Moi, j'ai rencontré quintescent à Watkins Glen, au Grand-Prix des Etats-Unis en 1973, l'année de l'accident de François Cevert.
La course automobile, et particulièrement la formule 1, c'est toute ma vie, et presque tous les voyages que j'ai faits, c'était en reportage pour couvrir les courses sur les circuits du Monde entier.
Les plus belles bimbos du monde, je les ai vues à travers mon objectif.
Quand vous fréquentez ce milieu (ou n'importe quel milieu, d'ailleurs) pendant un certain temps, vous finissez par connaître pas mal de monde.
Avec ma carte de presse, j'avais mes entrées dans les paddocks, et certains pilotes finissaient pas être de véritables amis - après tout, j'étais dans le business depuis plus longtemps qu'eux.

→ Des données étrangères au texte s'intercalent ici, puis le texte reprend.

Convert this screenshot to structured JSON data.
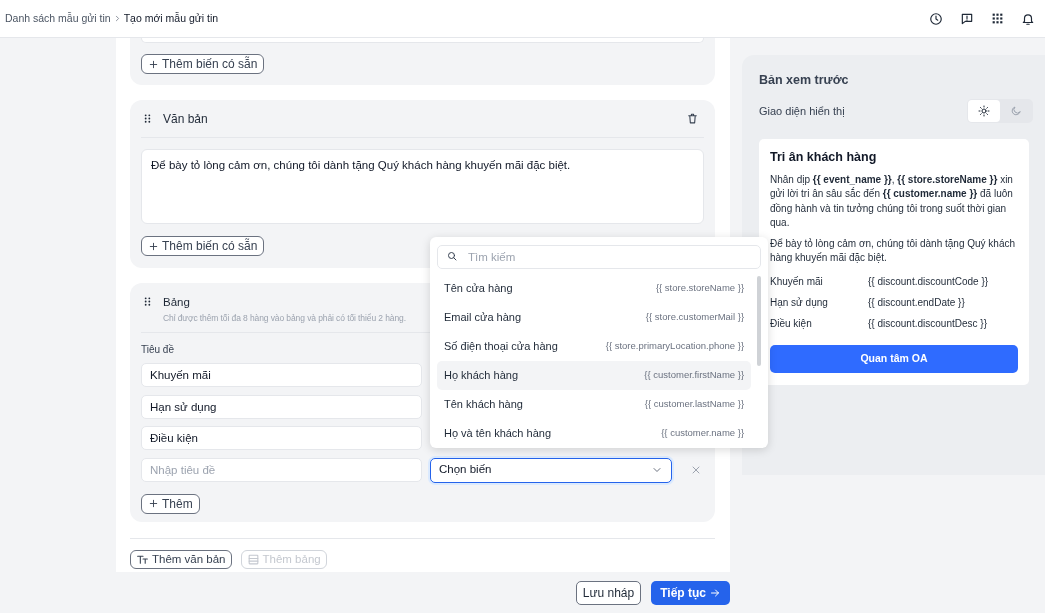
{
  "breadcrumb": [
    {
      "label": "Danh sách mẫu gửi tin",
      "current": false
    },
    {
      "label": "Tạo mới mẫu gửi tin",
      "current": true
    }
  ],
  "top_card": {
    "add_variable_button": "Thêm biến có sẵn"
  },
  "text_block": {
    "title": "Văn bản",
    "content": "Để bày tỏ lòng cảm ơn, chúng tôi dành tặng Quý khách hàng khuyến mãi đặc biệt.",
    "add_variable_button": "Thêm biến có sẵn"
  },
  "table_block": {
    "title": "Bảng",
    "hint": "Chỉ được thêm tối đa 8 hàng vào bảng và phải có tối thiểu 2 hàng.",
    "column_1": "Tiêu đề",
    "rows": [
      {
        "title": "Khuyến mãi"
      },
      {
        "title": "Hạn sử dụng"
      },
      {
        "title": "Điều kiện"
      }
    ],
    "new_row": {
      "title_placeholder": "Nhập tiêu đề",
      "variable_placeholder": "Chọn biến"
    },
    "add_row_button": "Thêm"
  },
  "add_buttons": [
    {
      "kind": "text",
      "label": "Thêm văn bản",
      "disabled": false
    },
    {
      "kind": "table",
      "label": "Thêm bảng",
      "disabled": true
    }
  ],
  "footer": {
    "save_draft": "Lưu nháp",
    "next": "Tiếp tục"
  },
  "dropdown": {
    "search_placeholder": "Tìm kiếm",
    "items": [
      {
        "label": "Tên cửa hàng",
        "variable": "{{ store.storeName }}",
        "selected": false
      },
      {
        "label": "Email cửa hàng",
        "variable": "{{ store.customerMail }}",
        "selected": false
      },
      {
        "label": "Số điện thoại cửa hàng",
        "variable": "{{ store.primaryLocation.phone }}",
        "selected": false
      },
      {
        "label": "Họ khách hàng",
        "variable": "{{ customer.firstName }}",
        "selected": true
      },
      {
        "label": "Tên khách hàng",
        "variable": "{{ customer.lastName }}",
        "selected": false
      },
      {
        "label": "Họ và tên khách hàng",
        "variable": "{{ customer.name }}",
        "selected": false
      }
    ]
  },
  "preview": {
    "title": "Bản xem trước",
    "theme_label": "Giao diện hiển thị",
    "themes": [
      {
        "kind": "light",
        "selected": true
      },
      {
        "kind": "dark",
        "selected": false
      }
    ],
    "card": {
      "title": "Tri ân khách hàng",
      "paragraphs": [
        "Nhân dịp **{{ event_name }}**, **{{ store.storeName }}** xin gửi lời tri ân sâu sắc đến **{{ customer.name }}** đã luôn đồng hành và tin tưởng chúng tôi trong suốt thời gian qua.",
        "Để bày tỏ lòng cảm ơn, chúng tôi dành tặng Quý khách hàng khuyến mãi đặc biệt."
      ],
      "rows": [
        {
          "label": "Khuyến mãi",
          "value": "{{ discount.discountCode }}"
        },
        {
          "label": "Hạn sử dụng",
          "value": "{{ discount.endDate }}"
        },
        {
          "label": "Điều kiện",
          "value": "{{ discount.discountDesc }}"
        }
      ],
      "button": "Quan tâm OA"
    }
  }
}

A l'époque, bien sûr, on parlait beaucoup de François Cevert.
C'était la star de l'automobile pour les français.
Avec sa gueule d'ange et son caractère d'adolescent turbulent, et surtout son extraordinaire talent de pilote, que personne n'osait plus mettre en doute, il laissait espérer qu'on avait enfin trouvé le premier champion du monde de formule 1 français de l'Histoire (c'était longtemps avant Alain Prost).

Le grand public n'avait pas encore beaucoup entendu parler de quintescent, mais les professionnels des paddocks n'avaient que son nom à la bouche.
A cette époque, il était seulement pilote-essayeur chez Tyrell, mais ceux qui l'avaient vu sur un circuit affirmaient que malgré son jeune âge, il montrait beaucoup plus de talent que tous les autres - Cevert compris.
De plus, tout le monde lui reconnaissait un don exceptionnel de metteur au point, un talent qui comptait au moins autant pour la course que l'agressivité ou la finesse du pilotage.
D'ailleurs, malgré son peu d'expérience, c'est lui qui assurait la mise au point des machines de l'écurie avant les courses.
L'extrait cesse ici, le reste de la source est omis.